Sanal gerçekliği çekici kılan şey aslında gerçekliğin yerini alması ve hiç olamayacağımız şeyler olup hiç yapamayacağımız şeyleri yapabilme imkanı barındırması. Bugünün sanal gerçeklik ekipmanları oldukça etkili ve özellikle VR başlığını ilk defa kullananlarda baş dönmesi gibi bir sonucu oluyor. Ama sanal gerçeklik dünyasında yaşadığınız şeyleri neredeyse eş zamanlı olarak vücudunuzda da hissettiğinizi düşünsenize. Hem de tüm vücudunuzda. Günümüzde VR teknolojisinin öncü firmalarından olan Facebook’un bile Oculus Horizon‘nunda avatarların belden aşağısının olmadığını hatırlatmakta fayda var.
Sanal gerçeklik temalı Ready Player One filminde gördüğümüz tüm bedenin sanal gerçeklik dünyasını hissetmesini sağlayan teknolojiler geliştirmekle uğraşan bazı firmalar var. Onlardan biri Holotron Technologies.
Holotron, implante edilmiş beyin-bilgisayar arayüzleri de dahil olmak üzere herhangi bir insansı avatarın gerçekçi kontrolü için (birkaç olası farkındalığa sahip) büyük olasılıkla tek uygun cihaz olarak göze çarpıyor.
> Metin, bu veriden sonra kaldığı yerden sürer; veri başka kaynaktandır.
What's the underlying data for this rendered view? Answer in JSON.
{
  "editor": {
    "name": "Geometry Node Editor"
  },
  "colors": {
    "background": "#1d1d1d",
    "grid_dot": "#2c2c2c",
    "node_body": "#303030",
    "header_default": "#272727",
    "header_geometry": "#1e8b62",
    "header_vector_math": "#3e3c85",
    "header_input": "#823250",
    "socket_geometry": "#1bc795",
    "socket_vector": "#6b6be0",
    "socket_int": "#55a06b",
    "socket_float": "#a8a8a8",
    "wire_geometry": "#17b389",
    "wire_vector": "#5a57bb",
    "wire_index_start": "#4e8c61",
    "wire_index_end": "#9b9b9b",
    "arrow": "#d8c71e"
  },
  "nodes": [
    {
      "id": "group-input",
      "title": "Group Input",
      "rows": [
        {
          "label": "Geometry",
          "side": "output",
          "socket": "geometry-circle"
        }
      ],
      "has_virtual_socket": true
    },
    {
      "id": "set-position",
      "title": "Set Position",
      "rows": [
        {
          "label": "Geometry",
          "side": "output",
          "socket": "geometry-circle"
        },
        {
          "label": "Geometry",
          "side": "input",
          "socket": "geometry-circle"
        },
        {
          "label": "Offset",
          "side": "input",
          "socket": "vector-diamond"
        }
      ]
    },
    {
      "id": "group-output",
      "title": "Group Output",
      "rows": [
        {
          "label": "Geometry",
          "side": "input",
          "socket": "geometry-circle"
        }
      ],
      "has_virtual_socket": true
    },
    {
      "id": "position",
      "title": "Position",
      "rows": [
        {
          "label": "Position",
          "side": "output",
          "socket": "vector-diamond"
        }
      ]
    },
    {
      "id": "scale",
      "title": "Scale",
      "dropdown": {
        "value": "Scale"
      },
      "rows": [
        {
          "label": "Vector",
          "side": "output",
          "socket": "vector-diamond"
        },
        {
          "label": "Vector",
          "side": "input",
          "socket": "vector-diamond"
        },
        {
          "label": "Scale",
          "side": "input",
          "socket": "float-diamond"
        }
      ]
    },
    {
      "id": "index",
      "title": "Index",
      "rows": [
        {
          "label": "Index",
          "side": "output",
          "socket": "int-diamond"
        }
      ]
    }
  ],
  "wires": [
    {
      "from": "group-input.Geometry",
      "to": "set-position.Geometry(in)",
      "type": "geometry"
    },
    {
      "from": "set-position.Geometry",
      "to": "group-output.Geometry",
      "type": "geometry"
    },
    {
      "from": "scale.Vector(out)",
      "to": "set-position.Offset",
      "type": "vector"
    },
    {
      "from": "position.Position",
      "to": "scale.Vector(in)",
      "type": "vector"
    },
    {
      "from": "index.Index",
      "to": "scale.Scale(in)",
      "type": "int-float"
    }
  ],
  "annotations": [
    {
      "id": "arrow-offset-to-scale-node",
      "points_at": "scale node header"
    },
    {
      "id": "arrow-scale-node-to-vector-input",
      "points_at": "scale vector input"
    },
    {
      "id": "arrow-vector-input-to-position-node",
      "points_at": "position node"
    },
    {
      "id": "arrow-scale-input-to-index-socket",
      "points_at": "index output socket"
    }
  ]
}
Tam gövde versiyonu sonunda Holodeck ve Star Trek’ten Beaming gibi olacağı varsayılıyor ve çalışmalar bu yönde. Ayrıca insansı bir robotu, sanki kendi vücudunuzmuş gibi uzaktan çalıştırmak için de kullanılabilir. En azından firmanın iddiası bu yönde.
Videoda gösterilen demoda ilgi çekici bazı özellikler gösteriliyor. VR‘da yürüme için düşük gecikme süresi, iki taraflı kuvvet ve denge geri bildirimi, momentumu ve hareket eden cisimleri hissedebilmek, kayan blokların üzerinde yürümek, ani kuvvet ve hız değişimleri için sağlam kontrol özellikleri göze çarpıyor.
Tabi ki yakın bir zamanda böyle bir şeye sahip olmayı beklemeyin ama uzun vadede ne gibi teknolojilerin hayatımıza girmeye başlayacağını göstermesi açısından oldukça bilgilendirici. Videoyu ilk izlediğimde fitness, askeri eğitim, vr oyun, simülasyon ve tabiki tıp alanında kullanılabilme olasılıkları hemen gözümün önünde canlandı bile.